In the link to the second example diagram below, a UK headed group acquires another, overseas headed group for £2bn. The acquisition vehicle is a new overseas intermediate holding company, Holding CFC. The UK parent borrows £1.4 billion, which together with cash reserves of £400m, are invested as equity in Financing CFC, an existing group treasury company. The terms of the new external borrowing provide £1.2bn to fund the acquisition of the Target Group and £200m to replace that group’s existing external borrowings (all held by non-UK resident companies). The UK parent also makes an equity investment of £400m in Holding CFC. Financing CFC lends Holding CFC £1.6bn, which together with its equity of £400m is used to fund the purchase of Target Group. On the day of the acquisition Financing CFC also makes loan totalling £200m to Target Group subsidiaries, to repay the existing external debt of £200m of that group.
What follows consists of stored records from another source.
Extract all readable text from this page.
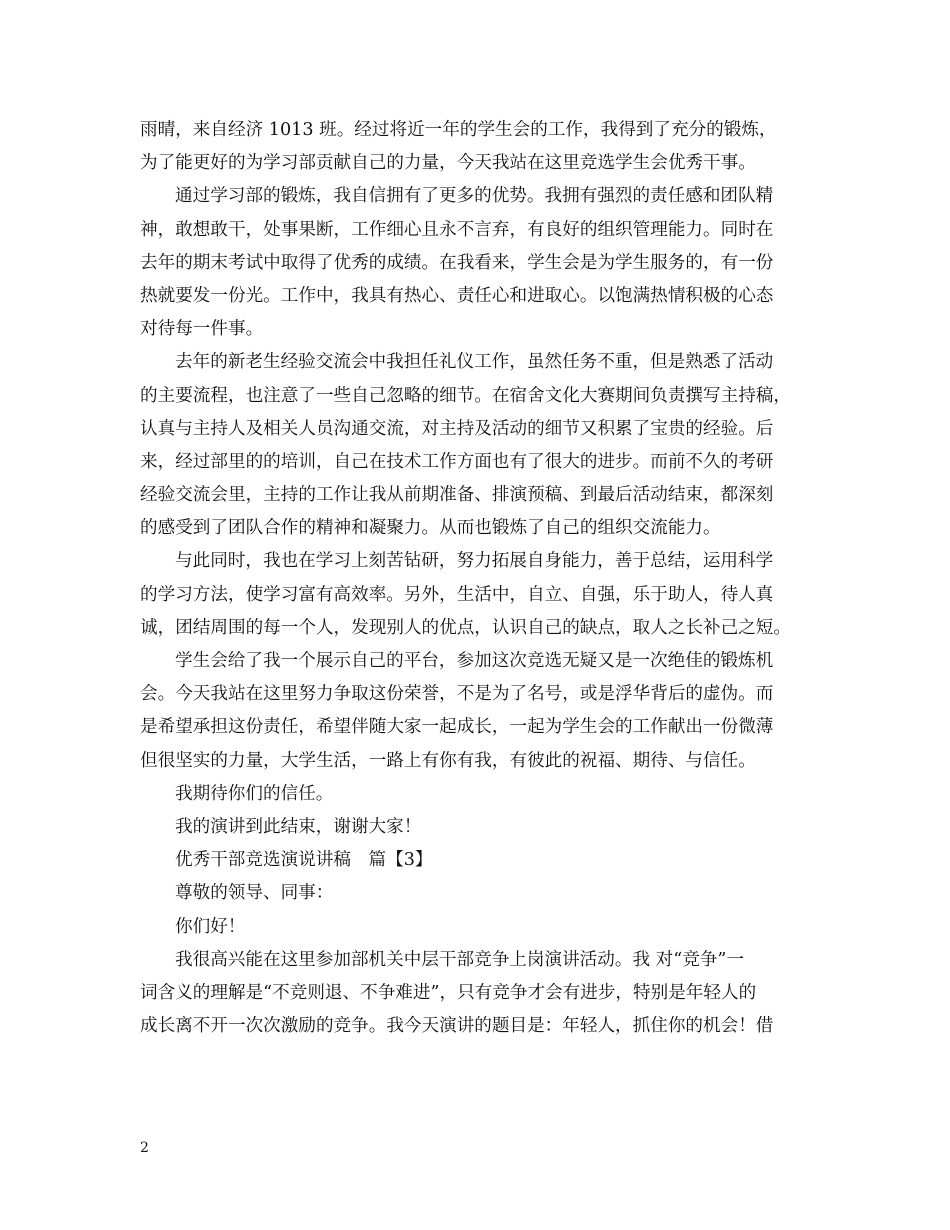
雨晴，来自经济 1013 班。经过将近一年的学生会的工作，我得到了充分的锻炼，
为了能更好的为学习部贡献自己的力量，今天我站在这里竞选学生会优秀干事。
通过学习部的锻炼，我自信拥有了更多的优势。我拥有强烈的责任感和团队精
神，敢想敢干，处事果断，工作细心且永不言弃，有良好的组织管理能力。同时在
去年的期末考试中取得了优秀的成绩。在我看来，学生会是为学生服务的，有一份
热就要发一份光。工作中，我具有热心、责任心和进取心。以饱满热情积极的心态
对待每一件事。
去年的新老生经验交流会中我担任礼仪工作，虽然任务不重，但是熟悉了活动
的主要流程，也注意了一些自己忽略的细节。在宿舍文化大赛期间负责撰写主持稿，
认真与主持人及相关人员沟通交流，对主持及活动的细节又积累了宝贵的经验。后
来，经过部里的的培训，自己在技术工作方面也有了很大的进步。而前不久的考研
经验交流会里，主持的工作让我从前期准备、排演预稿、到最后活动结束，都深刻
的感受到了团队合作的精神和凝聚力。从而也锻炼了自己的组织交流能力。
与此同时，我也在学习上刻苦钻研，努力拓展自身能力，善于总结，运用科学
的学习方法，使学习富有高效率。另外，生活中，自立、自强，乐于助人，待人真
诚，团结周围的每一个人，发现别人的优点，认识自己的缺点，取人之长补己之短。
学生会给了我一个展示自己的平台，参加这次竞选无疑又是一次绝佳的锻炼机
会。今天我站在这里努力争取这份荣誉，不是为了名号，或是浮华背后的虚伪。而
是希望承担这份责任，希望伴随大家一起成长，一起为学生会的工作献出一份微薄
但很坚实的力量，大学生活，一路上有你有我，有彼此的祝福、期待、与信任。
我期待你们的信任。
我的演讲到此结束，谢谢大家！
优秀干部竞选演说讲稿　篇【3】
尊敬的领导、同事：
你们好！
我很高兴能在这里参加部机关中层干部竞争上岗演讲活动。我 对“竞争”一
词含义的理解是“不竞则退、不争难进”，只有竞争才会有进步，特别是年轻人的
成长离不开一次次激励的竞争。我今天演讲的题目是：年轻人，抓住你的机会！借
2
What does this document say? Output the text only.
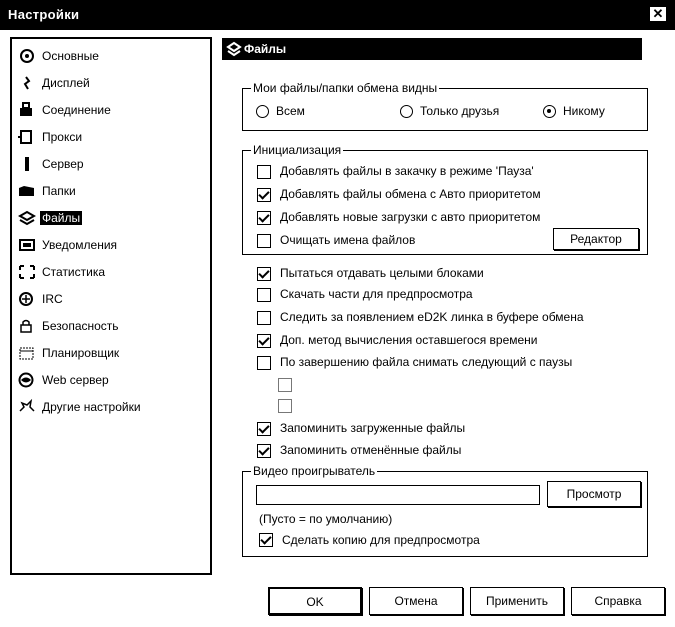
Настройки	✕
Основные
Дисплей
Соединение
Прокси
Сервер
Папки
Файлы
Уведомления
Статистика
IRC
Безопасность
Планировщик
Web сервер
Другие настройки
Файлы
Мои файлы/папки обмена видны
Всем	Только друзья	Никому
Инициализация
Добавлять файлы в закачку в режиме 'Пауза'
Добавлять файлы обмена с Авто приоритетом
Добавлять новые загрузки с авто приоритетом
Очищать имена файлов	Редактор
Пытаться отдавать целыми блоками
Скачать части для предпросмотра
Следить за появлением eD2K линка в буфере обмена
Доп. метод вычисления оставшегося времени
По завершению файла снимать следующий с паузы
Запоминить загруженные файлы
Запоминить отменённые файлы
Видео проигрыватель
Просмотр
(Пусто = по умолчанию)
Сделать копию для предпросмотра
OK	Отмена	Применить	Справка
NTFPs are generated by Financing CFC in respect of:
- The proportion of the £1.6bn loan to Holding CFC, funded by the new UK external debt of £.12bn
- The proportion of the £1.6bn loan to Holding CFC, funded by cash reserves of UK parent, and
- The loans of £200m to the new overseas subsidiaries, funded by new external debt of £200m
Section 371IH (10) and (11) should not apply to prevent £1.2bn of the loan to Holding CFC being a QLR. This is because the arrangement is primarily concerned with the acquisition of the new group. These sections will also not have any effect for the balance of the loan of £1.6bn to Holding CFC. However the loans of £200m to Target Group overseas subsidiaries will require closer scrutiny as the choice of effectively replacing their external debt with debt ultimately funded by the UK is likely to indicate a main purpose of obtaining a UK tax advantage.
Whether or not there is an arrangement with a main purpose to obtain a tax advantage will be a question of fact and it is difficult to generalise the circumstances in which the repayment of non UK external debt in as the circumstances outlined in the above example might constitute such an arrangement as there may be a number of factors involved in the refinancing. Some of the circumstances which may need to be taken into account would include:
- Whether aligning the banking relationships of the target group with those of the acquisition group of necessity required the overseas external debt to be replaced with UK external debt.
- Whether the existing external debt of the target group is part of cash pool arrangements that can no longer continue under the banking arrangements of the acquiring group.
- Any banking covenants that have to be maintained as conditions of new debt being taken on in the UK part of the group.